According to the indictment, “If a school achieved 70% or more of its targets, all employees of the school received a bonus. Additionally, if certain system-wide targets were achieved, Beverly Hall herself received a substantial bonus.” The indictment continued, “When principals and teachers could not reach their targets, their performance was criticized, their jobs were threatened and some were terminated. Over time, the unreasonable pressure to meet annual APS targets led some employees to cheat on the [Criterion Referenced Competency Test].” Teachers and administrators changed, fabricated, and falsely certified test answer sheets in order to meet targeted goals for improvement of their students’ test scores.
A review by the state found that cheating took place at more than half of the district’s elementary and middle schools. Approximately 180 teachers were involved. While the main focus of the investigation was from 2005 to 2009, cheating was believed to date back to as early as 2001. This was the same year that No Child Left Behind was passed. The cheating scandal at APS brought into greater debate the effectiveness of standardized testing. As education writer Valerie Strauss noted, “How did [the APS cheating scandal] happen? No Child Left Behind, President George W. Bush’s chief education initiative, and then Race to the Top, President Obama’s central education program, placed increasingly high stakes on standardized test scores. They had to go up, or else there would be negative consequences not just for students but schools and teachers and principals.” These initiatives linked students’ test scores to teacher evaluations and pay.
Critics of the sentencing also pointed out the larger effects of inequality in Atlanta and its school system. Errin Whack, journalist and Vice President of Print for the National Association of Black Journalists, discussed the effects of inequality, “Ultimately, the two Atlantas must strike a new compromise to find solutions that don’t abandon or condemn parts of the city or its public schools. In perception and reality, the scales must be more balanced across metro Atlanta. Otherwise, children and teachers will continue to operate in an imbalanced system tasked with achieving impossible goals.”
Black students comprise more than 80 percent of the student population at six of the nine public high schools in Atlanta.
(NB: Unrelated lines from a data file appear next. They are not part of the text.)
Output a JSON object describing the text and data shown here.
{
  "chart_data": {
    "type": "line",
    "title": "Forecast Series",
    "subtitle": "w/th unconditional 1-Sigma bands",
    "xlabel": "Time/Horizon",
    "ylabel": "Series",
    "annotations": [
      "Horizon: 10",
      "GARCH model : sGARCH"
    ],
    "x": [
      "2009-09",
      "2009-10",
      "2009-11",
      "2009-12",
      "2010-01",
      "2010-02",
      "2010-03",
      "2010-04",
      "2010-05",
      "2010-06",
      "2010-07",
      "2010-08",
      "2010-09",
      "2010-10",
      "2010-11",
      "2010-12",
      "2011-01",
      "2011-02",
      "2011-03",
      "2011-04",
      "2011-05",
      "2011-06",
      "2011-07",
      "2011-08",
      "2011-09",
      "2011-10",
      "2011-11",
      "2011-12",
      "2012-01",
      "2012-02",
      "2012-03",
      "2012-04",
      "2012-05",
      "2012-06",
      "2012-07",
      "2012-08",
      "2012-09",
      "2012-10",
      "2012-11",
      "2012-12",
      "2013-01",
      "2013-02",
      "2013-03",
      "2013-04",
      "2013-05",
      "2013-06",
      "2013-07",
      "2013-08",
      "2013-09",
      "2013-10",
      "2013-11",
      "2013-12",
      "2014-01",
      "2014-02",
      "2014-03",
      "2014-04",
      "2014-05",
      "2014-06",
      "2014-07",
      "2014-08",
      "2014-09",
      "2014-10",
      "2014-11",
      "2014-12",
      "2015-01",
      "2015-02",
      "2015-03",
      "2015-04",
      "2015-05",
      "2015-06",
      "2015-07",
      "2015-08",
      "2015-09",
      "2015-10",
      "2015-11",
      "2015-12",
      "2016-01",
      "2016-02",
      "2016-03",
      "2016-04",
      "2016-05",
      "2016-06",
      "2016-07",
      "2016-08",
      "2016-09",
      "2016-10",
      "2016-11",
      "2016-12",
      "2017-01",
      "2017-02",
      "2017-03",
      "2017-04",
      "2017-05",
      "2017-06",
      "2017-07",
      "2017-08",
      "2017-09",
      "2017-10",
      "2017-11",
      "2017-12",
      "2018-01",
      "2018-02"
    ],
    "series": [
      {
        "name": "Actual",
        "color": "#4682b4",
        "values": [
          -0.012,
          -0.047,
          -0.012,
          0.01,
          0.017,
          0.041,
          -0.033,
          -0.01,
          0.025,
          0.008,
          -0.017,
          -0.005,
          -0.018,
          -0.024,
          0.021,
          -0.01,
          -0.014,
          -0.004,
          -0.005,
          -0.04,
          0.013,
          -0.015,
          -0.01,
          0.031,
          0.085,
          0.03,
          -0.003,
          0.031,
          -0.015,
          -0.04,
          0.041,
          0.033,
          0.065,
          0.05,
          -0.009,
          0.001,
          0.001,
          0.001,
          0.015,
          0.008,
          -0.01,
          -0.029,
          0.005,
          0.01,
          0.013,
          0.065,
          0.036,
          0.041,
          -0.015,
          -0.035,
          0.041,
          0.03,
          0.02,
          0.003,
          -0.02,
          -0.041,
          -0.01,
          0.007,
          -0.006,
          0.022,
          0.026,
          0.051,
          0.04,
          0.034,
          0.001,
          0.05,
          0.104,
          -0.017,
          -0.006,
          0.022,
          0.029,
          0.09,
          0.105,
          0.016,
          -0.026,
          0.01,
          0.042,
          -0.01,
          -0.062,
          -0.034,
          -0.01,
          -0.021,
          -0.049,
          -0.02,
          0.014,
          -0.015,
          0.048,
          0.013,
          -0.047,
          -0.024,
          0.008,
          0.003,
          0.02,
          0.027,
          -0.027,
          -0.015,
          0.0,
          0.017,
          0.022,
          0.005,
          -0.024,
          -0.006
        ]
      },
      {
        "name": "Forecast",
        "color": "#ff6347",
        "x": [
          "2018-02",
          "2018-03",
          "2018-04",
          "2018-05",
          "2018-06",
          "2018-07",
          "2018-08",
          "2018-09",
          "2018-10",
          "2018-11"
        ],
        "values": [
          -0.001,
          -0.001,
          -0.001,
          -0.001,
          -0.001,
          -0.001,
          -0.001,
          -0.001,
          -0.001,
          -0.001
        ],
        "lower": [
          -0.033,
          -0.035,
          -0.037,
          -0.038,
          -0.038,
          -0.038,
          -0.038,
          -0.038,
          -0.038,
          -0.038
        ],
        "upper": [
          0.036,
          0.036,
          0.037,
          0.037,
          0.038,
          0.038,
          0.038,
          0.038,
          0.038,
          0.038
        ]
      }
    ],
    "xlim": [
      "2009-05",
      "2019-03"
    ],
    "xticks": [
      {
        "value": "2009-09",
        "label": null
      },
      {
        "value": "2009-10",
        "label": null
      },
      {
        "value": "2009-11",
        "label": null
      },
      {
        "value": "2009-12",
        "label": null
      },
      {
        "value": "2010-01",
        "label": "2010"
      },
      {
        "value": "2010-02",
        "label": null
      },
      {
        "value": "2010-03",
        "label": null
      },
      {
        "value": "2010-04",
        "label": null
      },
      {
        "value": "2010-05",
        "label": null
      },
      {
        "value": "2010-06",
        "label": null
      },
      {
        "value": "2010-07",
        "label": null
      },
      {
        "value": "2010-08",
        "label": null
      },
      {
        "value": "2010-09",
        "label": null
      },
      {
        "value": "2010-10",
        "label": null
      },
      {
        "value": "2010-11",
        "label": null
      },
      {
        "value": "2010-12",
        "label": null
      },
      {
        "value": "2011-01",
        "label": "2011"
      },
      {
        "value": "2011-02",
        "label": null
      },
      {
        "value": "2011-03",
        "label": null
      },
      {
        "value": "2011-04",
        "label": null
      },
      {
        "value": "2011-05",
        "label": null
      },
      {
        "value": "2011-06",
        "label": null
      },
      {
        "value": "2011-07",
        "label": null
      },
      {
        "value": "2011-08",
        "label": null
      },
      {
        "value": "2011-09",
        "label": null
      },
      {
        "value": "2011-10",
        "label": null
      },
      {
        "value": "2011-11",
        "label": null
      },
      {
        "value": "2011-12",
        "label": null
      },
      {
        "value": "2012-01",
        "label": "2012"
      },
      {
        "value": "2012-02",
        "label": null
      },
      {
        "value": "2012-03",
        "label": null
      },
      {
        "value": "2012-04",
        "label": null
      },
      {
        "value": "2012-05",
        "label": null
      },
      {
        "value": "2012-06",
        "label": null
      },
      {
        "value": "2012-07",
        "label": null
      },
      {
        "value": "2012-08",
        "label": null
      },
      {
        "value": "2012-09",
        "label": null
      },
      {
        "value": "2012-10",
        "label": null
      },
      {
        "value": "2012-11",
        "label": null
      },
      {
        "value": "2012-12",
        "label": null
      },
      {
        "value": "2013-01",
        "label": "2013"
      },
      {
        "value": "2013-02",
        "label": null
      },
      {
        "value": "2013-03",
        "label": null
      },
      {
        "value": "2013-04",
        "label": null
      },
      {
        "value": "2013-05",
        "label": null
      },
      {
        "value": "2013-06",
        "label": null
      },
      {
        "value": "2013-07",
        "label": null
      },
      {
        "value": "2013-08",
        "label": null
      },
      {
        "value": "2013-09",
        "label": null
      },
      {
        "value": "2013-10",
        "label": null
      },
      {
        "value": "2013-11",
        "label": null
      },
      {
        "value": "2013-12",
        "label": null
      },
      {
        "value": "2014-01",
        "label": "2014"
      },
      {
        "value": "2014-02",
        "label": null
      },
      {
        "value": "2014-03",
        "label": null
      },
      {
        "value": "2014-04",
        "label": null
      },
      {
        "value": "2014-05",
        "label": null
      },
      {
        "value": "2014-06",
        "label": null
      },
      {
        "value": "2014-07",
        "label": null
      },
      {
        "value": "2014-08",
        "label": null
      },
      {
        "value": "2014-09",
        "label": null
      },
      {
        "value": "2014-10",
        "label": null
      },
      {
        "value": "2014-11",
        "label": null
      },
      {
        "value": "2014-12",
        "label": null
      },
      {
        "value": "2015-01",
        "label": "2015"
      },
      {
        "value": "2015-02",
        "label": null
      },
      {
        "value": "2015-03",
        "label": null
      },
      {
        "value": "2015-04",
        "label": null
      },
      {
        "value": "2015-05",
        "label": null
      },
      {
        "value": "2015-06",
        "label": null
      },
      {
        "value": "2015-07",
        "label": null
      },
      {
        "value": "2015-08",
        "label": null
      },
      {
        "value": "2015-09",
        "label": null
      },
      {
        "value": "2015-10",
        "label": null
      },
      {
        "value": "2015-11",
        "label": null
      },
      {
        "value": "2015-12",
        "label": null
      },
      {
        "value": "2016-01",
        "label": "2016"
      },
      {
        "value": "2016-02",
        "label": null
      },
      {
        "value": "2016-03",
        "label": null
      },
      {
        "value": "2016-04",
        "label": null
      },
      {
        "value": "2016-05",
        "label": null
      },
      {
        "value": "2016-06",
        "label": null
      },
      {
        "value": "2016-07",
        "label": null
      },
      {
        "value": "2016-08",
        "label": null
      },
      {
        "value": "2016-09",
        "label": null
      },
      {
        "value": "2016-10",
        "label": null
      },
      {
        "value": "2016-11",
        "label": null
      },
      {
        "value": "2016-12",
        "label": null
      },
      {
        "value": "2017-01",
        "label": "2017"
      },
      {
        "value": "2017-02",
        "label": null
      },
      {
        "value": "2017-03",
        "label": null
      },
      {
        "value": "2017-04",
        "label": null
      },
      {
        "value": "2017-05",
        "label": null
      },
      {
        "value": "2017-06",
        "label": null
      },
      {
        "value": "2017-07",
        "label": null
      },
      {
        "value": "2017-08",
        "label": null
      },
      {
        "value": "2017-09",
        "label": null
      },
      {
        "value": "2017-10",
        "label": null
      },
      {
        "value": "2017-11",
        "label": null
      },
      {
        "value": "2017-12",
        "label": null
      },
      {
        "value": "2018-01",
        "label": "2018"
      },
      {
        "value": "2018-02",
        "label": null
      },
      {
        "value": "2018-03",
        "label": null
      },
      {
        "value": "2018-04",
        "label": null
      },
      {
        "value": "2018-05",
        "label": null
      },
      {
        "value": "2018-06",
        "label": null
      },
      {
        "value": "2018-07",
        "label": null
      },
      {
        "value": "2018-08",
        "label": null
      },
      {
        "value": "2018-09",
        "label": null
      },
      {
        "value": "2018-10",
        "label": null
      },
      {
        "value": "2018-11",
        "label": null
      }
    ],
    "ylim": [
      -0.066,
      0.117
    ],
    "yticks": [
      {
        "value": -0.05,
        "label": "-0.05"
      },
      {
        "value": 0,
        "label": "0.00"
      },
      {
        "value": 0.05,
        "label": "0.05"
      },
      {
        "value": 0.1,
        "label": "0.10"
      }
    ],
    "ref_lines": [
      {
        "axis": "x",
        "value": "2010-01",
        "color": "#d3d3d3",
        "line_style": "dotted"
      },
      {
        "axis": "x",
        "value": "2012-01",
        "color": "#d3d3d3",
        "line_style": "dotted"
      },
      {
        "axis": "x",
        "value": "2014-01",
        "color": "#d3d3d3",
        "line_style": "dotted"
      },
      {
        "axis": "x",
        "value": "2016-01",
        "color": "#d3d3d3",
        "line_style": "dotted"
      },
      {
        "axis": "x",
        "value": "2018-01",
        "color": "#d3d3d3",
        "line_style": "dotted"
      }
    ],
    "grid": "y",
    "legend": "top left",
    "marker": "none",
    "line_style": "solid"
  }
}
White students are mostly concentrated in two high schools near the city’s highest concentration of college-educated adults. All 11 of the teachers and school administrators convicted are black. Brittney Cooper, professor of Women’s and Gender Studies and Africana Studies at Rutgers University, wrote in defense of the teachers, “Scapegoating Black teachers for failing in a system that is designed for Black children, in particular, not to succeed is the real corruption here… Black children have for generations been the primary victims of this continuing social mendacity about the national value of education.” In response to the sentencing, a mother in Atlanta stated, “Right now, it’s not going to touch white people, because this didn’t happen where they live.” She added, “The children got a sentence, too.”